Even if you don't make any mistakes at all you can still die!The movie was a fascinating look into the mindset of the kind of person who approaches these ideas of risk totally differently from me. I'm reminded of when I read
Ernest Shackleton's memoir South, about the kind of person who willingly subjects themselves to the dangers of an Antarctic expedition. But free soloing seems even more wild to me than Antarctic expeditions, because there's a difference between deciding to do something dangerous, and deciding to do something dangerous
deliberately without the available protective measures. Shackleton and crew geared up as much as possible for the Antarctic!
After watching Free Solo I spent a possibly-unreasonable amount of time googling for and reading articles related to climbing deaths and....oh boy. What a hobby I have found for myself. Gym climbing is extremely safe (safer, in fact, than a lot of sports!) and depending how you do it outdoor climbing
can be safe too. But different people make different safety-related choices based on what they value in life, and as a highly risk-averse person I
really do not understand the choices some people make.

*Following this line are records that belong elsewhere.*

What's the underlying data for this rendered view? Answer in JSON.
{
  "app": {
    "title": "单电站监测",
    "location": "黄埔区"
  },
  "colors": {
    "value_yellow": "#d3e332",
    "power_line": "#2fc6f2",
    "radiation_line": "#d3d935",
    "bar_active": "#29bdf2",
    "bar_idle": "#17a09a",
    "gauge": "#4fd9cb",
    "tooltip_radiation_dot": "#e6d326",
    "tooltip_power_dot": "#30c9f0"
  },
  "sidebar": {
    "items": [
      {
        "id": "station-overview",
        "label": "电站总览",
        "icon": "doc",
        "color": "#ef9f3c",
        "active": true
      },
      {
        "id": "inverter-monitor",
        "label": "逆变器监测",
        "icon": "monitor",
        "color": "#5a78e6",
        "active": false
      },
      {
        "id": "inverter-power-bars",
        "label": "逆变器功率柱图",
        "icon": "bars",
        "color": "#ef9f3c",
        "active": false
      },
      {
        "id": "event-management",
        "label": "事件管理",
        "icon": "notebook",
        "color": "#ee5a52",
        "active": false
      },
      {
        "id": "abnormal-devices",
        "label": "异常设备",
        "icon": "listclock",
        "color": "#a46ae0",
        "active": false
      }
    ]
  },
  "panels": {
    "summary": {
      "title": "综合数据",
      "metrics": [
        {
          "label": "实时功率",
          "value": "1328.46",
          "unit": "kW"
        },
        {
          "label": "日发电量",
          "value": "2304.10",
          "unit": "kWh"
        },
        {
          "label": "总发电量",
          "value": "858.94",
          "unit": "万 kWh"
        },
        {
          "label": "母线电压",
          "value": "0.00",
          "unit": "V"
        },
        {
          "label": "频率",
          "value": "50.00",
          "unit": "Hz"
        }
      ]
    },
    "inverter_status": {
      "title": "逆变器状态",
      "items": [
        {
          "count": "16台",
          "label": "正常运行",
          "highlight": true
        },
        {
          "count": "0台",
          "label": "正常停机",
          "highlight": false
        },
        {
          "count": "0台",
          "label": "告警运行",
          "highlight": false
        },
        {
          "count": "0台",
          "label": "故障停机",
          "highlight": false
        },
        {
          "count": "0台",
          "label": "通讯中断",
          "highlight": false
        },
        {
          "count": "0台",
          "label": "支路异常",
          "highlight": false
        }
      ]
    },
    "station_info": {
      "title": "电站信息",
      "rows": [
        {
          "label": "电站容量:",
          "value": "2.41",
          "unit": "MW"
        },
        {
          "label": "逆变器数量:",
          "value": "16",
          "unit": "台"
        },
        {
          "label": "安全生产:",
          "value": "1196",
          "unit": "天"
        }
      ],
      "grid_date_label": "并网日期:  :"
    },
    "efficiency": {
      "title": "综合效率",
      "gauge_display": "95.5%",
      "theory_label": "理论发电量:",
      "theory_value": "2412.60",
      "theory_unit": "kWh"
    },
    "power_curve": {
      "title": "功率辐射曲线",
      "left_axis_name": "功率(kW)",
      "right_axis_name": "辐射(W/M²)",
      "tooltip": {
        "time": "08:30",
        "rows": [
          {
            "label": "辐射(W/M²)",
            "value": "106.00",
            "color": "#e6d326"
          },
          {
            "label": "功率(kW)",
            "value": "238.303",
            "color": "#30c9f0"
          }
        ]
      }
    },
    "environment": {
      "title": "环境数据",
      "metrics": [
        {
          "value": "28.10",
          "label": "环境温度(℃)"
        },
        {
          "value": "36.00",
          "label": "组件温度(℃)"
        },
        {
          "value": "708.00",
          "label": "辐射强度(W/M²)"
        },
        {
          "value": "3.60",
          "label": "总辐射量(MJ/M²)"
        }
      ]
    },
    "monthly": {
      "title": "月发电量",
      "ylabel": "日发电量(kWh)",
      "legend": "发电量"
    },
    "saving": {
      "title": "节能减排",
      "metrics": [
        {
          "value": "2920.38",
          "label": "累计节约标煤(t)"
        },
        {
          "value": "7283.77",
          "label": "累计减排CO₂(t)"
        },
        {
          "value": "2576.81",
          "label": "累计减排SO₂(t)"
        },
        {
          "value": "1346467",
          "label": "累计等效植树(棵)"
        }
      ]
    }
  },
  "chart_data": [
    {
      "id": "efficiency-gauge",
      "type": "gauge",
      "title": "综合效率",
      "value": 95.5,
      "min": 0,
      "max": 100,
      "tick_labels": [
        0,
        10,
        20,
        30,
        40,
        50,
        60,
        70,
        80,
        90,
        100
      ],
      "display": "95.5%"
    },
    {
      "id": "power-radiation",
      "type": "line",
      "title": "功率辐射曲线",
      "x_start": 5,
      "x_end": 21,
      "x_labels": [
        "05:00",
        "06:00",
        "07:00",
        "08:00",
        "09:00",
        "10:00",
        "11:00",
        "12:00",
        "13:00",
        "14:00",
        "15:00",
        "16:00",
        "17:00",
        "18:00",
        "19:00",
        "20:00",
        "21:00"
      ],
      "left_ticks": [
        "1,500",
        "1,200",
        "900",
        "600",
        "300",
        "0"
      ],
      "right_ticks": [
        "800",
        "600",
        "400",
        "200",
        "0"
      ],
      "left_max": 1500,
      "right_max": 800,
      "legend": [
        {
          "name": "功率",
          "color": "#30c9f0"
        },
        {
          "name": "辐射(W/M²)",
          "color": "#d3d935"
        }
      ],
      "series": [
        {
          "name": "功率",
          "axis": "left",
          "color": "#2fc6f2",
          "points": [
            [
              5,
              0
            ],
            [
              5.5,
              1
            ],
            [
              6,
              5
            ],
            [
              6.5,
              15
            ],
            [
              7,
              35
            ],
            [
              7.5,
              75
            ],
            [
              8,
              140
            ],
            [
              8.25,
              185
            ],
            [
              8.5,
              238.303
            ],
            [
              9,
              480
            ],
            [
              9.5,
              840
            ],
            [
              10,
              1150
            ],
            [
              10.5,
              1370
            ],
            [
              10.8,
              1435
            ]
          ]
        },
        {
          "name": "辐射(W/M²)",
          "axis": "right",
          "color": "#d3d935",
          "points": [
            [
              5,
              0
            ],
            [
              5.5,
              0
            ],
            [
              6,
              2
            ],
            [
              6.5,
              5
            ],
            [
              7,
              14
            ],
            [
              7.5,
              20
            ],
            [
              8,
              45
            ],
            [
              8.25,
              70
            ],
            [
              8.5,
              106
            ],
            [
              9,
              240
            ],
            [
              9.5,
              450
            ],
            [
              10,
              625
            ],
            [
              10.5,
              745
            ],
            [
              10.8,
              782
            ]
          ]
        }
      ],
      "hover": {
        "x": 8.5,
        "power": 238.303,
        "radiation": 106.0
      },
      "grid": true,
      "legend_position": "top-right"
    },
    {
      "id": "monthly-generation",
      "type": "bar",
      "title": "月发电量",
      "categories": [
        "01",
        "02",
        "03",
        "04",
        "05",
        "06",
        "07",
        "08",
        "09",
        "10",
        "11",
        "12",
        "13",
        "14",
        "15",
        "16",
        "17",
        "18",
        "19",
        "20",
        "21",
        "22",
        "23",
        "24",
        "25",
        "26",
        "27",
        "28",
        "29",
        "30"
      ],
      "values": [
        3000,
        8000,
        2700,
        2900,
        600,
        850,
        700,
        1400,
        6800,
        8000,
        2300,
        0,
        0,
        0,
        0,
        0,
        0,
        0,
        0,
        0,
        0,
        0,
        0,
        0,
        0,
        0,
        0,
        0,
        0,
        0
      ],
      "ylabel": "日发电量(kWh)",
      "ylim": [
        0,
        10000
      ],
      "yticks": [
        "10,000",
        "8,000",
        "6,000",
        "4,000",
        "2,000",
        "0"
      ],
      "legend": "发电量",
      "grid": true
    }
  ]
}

Anyway, my other take-away from Free Solo is that--well, this was my first time seeing video footage of climbing outside on real rocks instead of plastic gym handholds. And okay, fine, I GUESS outdoor climbing seems pretty appealing! Like. I do not have
any desire to replicate any of Alex Honnold's life choices. I would only want to do routes that can be toproped, for safety's sake. (Or, I suppose, really short bouldering problems with good flat space for lots of crashpads beneath would also be okay). But I have spent pretty much my entire life loving to clamber about on rocks and all of a sudden I am making what should have been an obvious connection to
rock climbing. I don't know how or when or if I can/should/will make this happen, but... I'm dreaming now, just a bit.
But outdoor climbing is for some uncertain possibly-future time, right now is about gym climbing! And honestly I started this at a rather unfortunate time in my life, because in 42 days I am having top surgery (NOT THAT I'M COUNTING), and it's going to be a bare minimum of 3 months and possibly lots more before I can climb again after that. So I'm going to lose, like, all of the wee bits of strength I've managed to develop. I'm less than thrilled about this. I'm putting in all this work to, like, have any extant arm strength at all, and to develop the finger muscles to be able to use more awkward/smaller/slopier holds, and so forth, and it's all for basically nothing? It's all going to wither away, and then come next spring/summer when I can climb again I'm going to be back to struggling up the boring beginner routes again. URGH. My goal: to send a 5.10a wall before it's top surgery time and I have to start from scratch again.
___
* When you surmount the bouldering wall at my gym, to get back to the floor you go down a ladder at one end. It still amazes me every time I go down that ladder now how EASY it is to descend, when I genuinely dreaded each time I had to go down it when I first started.
**
I read an article talking about how making the transition from 5.9 to 5.10 is something many climbers do in their first five years, and I already have hopes of maaaybe sending a 5.10a sometime soonish! Although also grades are kind of meaningless because there's no objective measure of what's a 5.10a, so I gather there can be regional variation on what difficulty a particular grade really is, and I don't know how my gym's scales compare to other places.
*** Rock & Ice magazine has a whole regular segment where it posts videos of people's falls! One recent one has someone faceplanting the rock after a drop of many feet! Many of them in the description talk about how major injury was barely avoided! In one description of a fall I read, the BELAYER got a concussion because the climber fell on them! THIS IS DANGEROUS!